Kraken look less threatening after conservative expansion-draft approach
The Kraken passed on most of the available big-name stars and made no side trades Wednesday, demonstrating GM Ron Francis’ aversion to risk.
Seattle Kraken general manager Ron Francis developed a reputation for conservatism during a seven-year run as the Hurricanes’ GM.
That same tack — reflected in Carolina through his cautious approach to offseason signings and trades as well as his preference for a strong defense over a strong offense — was evident during the expansion draft Wednesday.
The Kraken always were expected to pass on many of the big-name, big-contract players exposed in the draft, but they passed on almost all of them. Carey Price, Vladimir Tarasenko, James van Riemsdyk, Ryan Johansen, Matt Duchene, Adam Henrique, Max Domi and many others remain with their teams.
Instead, the Kraken assembled a roster that barely eclipsed the $48.9 million salary-cap minimum. That leaves them with well above $25 million to spend the rest of the offseason and a rather underwhelming initial expansion draft class.
For every upper-end player the Kraken did bite on, they made an obscure off-the-board pick elsewhere.
Forwards Jordan Eberle (Islanders), Calle Jarnkrok (Predators), Jared McCann (Maple Leafs) and Yanni Gourde (Lightning), defensemen Mark Giordano (Flames), Vince Dunn (Blues) and Adam Larsson (Oilers) and goaltenders Chris Driedger (Panthers) and Vitek Vanecek (Capitals) should be solid pieces. Eberle, Gourde and Giordano were, in fact, the only players the Kraken took with cap hits over $5 million.
The selections of John Quenneville (Blackhawks), Carsen Twarynski (Flyers), Gavin Bayreuther (Blue Jackets), Kurtis MacDermid (Kings) and Morgan Geekie (Hurricanes) were major surprises, though.
It initially seemed likely that the Kraken had made those picks because of side deals. The Golden Knights made 10 side deals during the 2017 expansion draft, acquiring many of their eventual stars through that process, and the Kraken reportedly were asking sky-high prices in side-deal negotiations leading up to Wednesday. But no such trades happened, per CapFriendly.
The clear focus of the Kraken team assembled so far is keeping the puck out of the net.

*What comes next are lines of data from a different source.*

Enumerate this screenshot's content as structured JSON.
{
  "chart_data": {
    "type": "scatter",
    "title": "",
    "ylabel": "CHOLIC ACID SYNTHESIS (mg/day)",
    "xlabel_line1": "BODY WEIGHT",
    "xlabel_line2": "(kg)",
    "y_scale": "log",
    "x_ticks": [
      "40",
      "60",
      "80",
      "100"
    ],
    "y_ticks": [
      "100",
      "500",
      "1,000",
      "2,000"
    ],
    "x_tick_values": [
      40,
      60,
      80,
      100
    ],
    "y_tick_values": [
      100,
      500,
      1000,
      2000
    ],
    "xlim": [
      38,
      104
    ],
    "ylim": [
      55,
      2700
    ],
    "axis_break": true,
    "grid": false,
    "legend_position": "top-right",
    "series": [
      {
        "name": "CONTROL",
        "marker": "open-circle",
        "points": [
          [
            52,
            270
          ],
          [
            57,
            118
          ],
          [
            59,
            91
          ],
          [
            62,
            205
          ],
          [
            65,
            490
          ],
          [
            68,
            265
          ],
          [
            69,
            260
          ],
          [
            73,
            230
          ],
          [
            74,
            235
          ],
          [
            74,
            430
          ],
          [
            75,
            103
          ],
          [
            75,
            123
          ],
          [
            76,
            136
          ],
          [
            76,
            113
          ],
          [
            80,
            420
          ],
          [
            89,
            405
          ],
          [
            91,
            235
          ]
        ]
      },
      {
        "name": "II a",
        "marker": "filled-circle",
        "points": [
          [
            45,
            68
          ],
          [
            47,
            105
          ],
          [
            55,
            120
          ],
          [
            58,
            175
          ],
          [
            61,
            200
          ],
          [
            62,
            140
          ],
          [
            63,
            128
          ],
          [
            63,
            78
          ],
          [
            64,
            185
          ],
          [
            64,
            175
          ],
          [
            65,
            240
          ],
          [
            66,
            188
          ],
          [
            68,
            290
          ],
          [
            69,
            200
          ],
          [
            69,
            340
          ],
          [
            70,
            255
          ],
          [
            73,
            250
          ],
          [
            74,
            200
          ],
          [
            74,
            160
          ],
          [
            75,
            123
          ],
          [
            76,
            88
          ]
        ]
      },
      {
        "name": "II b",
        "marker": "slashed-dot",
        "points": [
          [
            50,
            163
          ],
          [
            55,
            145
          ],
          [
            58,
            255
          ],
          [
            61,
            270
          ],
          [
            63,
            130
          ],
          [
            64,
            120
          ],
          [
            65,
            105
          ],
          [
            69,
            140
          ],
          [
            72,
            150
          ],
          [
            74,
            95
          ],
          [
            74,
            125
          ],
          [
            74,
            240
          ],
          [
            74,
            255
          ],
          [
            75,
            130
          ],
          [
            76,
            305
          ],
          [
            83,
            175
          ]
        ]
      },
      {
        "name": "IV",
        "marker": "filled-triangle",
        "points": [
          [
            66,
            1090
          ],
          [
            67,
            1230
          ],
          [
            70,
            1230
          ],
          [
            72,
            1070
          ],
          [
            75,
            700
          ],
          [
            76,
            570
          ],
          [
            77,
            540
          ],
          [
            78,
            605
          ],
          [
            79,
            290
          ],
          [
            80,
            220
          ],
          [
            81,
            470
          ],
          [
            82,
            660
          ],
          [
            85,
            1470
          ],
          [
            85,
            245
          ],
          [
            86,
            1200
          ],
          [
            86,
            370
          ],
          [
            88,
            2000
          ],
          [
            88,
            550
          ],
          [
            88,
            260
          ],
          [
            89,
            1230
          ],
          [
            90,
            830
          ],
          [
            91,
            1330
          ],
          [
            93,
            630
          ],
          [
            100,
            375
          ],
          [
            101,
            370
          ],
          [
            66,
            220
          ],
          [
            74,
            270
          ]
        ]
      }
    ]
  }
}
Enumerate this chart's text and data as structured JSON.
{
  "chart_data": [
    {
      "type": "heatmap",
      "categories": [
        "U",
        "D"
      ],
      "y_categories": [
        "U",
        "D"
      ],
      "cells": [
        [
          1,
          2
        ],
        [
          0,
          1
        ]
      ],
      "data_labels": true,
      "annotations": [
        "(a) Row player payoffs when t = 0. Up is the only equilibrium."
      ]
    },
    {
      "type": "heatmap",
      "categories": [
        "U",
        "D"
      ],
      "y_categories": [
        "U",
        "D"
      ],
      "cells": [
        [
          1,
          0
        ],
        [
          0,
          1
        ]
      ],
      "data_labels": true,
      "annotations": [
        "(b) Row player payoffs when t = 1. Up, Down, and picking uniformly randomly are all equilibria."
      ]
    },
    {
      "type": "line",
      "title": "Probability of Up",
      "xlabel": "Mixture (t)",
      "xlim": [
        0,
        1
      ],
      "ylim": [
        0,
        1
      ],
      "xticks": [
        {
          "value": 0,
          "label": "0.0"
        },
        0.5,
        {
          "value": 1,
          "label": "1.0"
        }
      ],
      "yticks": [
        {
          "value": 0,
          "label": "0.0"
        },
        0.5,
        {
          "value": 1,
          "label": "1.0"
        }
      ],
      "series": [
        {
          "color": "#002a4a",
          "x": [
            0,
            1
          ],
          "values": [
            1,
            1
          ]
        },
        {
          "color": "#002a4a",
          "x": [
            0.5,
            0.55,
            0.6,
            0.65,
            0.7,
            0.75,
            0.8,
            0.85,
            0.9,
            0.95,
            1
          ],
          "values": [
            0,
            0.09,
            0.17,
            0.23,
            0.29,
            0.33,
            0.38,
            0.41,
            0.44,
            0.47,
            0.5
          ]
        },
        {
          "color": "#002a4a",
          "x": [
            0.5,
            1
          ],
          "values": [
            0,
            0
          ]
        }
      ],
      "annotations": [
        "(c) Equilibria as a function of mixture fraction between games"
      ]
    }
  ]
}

Of the 19 skaters they picked who played regularly in the NHL last year, 12 had better defensive than offensive results last season (measuring by even-strength scoring chance rates per minute, for and against).
Only three — Eberle, Gourde and Donskoi — ranked among the top 200 league-wide in scoring-chances-for rate. Five —Jamie Oleksiak (Stars), Haydn Fleury (Ducks), Brandon Tanev (Penguins), McCann and Geekie —ranked among the top 100 in scoring-chances-against rate.
The goaltending should be a strength. Driedger feels ready to be a No. 1 goalie after his breakout year in Florida — he went 14-6-3 with a .927 save percentage. Vanecek also handled starting duties for much of last season as a rookie and, along with Joey Daccord (Senators), provides solid depth.
The full Kraken team hasn’t been assembled, however, and it would be shocking if Francis didn’t weaponize the generous cap space he preserved. The Flyers and Lightning remain desperate to unload large contracts this offseason, and the Kraken could help them out, for a price.
Francis also will be able to supplement his team with the No. 2 overall pick in the draft Friday. That selection will reveal more about his team-building mentality, too. With the Hurricanes, four of his six first-round picks were defensemen.
The Kraken also could be big players in free agency next week — after all, three of their biggest splashes (Larsson, Oleksiak and Driedger) were pending unrestricted free agents. Signing Avalanche captain and pending UFA Gabriel Landeskog, for instance, would instantly alter the Year 1 outlook.
But at least after one day of team-building, the NHL’s newest franchise doesn’t look quite as good — and certainly doesn’t look nearly as aggressive — as expected.